Печатающиеся в это время очерки Тургенева («Записки охотника») имеют большой успех не только в публике, но и среди писателей, между тем как повесть его «Дневник лишнего человека» дает повод Дружинину обрушиться на всю современную беллетристику: «Мы в последнее время так уже привыкли к психологическим развитиям, к рассказам темных, праздных, лишних людей, к запискам мечтателей и ипохондриков, мы так часто, с разными, более или менее искусными нувеллистами, заглядывали в душу героев больных, робких, загнанных, огорченных, вялых, что наши потребности совершенно изменились... В последние двадцать лет сотни даровитых людей, в праздные минуты, разрабатывали эту тощую жилу». Дружинин упрекает всю русскую беллетристику в мелочности: «Думая о причинах этой мелочности, я пришел к двум убеждениям: первое, что сатирический элемент, как бы блистателен он ни был, не способен быть преобладающим элементом в изящной словесности, а второе, что наши беллетристы истощили свои способности, гоняясь за сюжетами из современной жизни»[191]. Первое «убеждение» направлено, очевидно, против подражателей Гоголю — борьбе с его влиянием, которое находили и у Тургенева, Дружинин посвятил ряд статей; второе «убеждение» .направлено против всех основных жанров господствующей беллетристики. «Большая часть русских и иностранных беллетристических произведений, взятых из современной жизни, отличаются какою-то вялостью, бесцветностью, невыдержанностью.
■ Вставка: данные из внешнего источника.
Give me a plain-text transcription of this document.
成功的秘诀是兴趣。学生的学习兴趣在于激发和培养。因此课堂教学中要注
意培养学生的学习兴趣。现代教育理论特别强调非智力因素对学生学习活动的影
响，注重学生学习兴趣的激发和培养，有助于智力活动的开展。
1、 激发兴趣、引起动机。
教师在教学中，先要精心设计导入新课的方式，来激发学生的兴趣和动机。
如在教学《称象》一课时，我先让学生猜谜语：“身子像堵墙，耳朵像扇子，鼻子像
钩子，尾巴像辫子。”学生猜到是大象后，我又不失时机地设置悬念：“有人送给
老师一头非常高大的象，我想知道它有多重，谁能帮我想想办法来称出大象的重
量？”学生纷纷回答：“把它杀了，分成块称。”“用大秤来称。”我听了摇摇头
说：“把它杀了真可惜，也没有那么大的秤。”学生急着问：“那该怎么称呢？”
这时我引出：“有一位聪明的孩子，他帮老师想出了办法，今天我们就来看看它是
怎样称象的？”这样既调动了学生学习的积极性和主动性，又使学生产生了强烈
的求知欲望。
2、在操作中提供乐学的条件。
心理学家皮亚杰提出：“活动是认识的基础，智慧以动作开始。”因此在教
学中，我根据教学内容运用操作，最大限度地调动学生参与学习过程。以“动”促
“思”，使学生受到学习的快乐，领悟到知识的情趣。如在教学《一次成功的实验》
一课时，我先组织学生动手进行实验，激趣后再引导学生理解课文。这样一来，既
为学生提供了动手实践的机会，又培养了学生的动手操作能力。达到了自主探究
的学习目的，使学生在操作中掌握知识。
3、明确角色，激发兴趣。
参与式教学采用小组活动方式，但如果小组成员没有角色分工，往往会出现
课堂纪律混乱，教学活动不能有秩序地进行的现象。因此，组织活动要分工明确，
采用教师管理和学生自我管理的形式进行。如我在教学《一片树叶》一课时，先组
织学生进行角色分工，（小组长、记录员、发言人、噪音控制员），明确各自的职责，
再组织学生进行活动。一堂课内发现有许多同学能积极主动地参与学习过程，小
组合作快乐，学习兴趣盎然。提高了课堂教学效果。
Такие романы, особенно повести, пишутся с большою легкостью, и за такой труд может взяться всякий человек, владеющий языком». Вместо этого Дружинин рекомендует обратиться к историческим романам («Отчего бы нам не пуститься в историческую литературу, хотя бы для разнообразия?») и, как бы в подтверждение своей мысли, хвалит появившиеся в «Отечественных записках» «Записки А. Т. Болотова».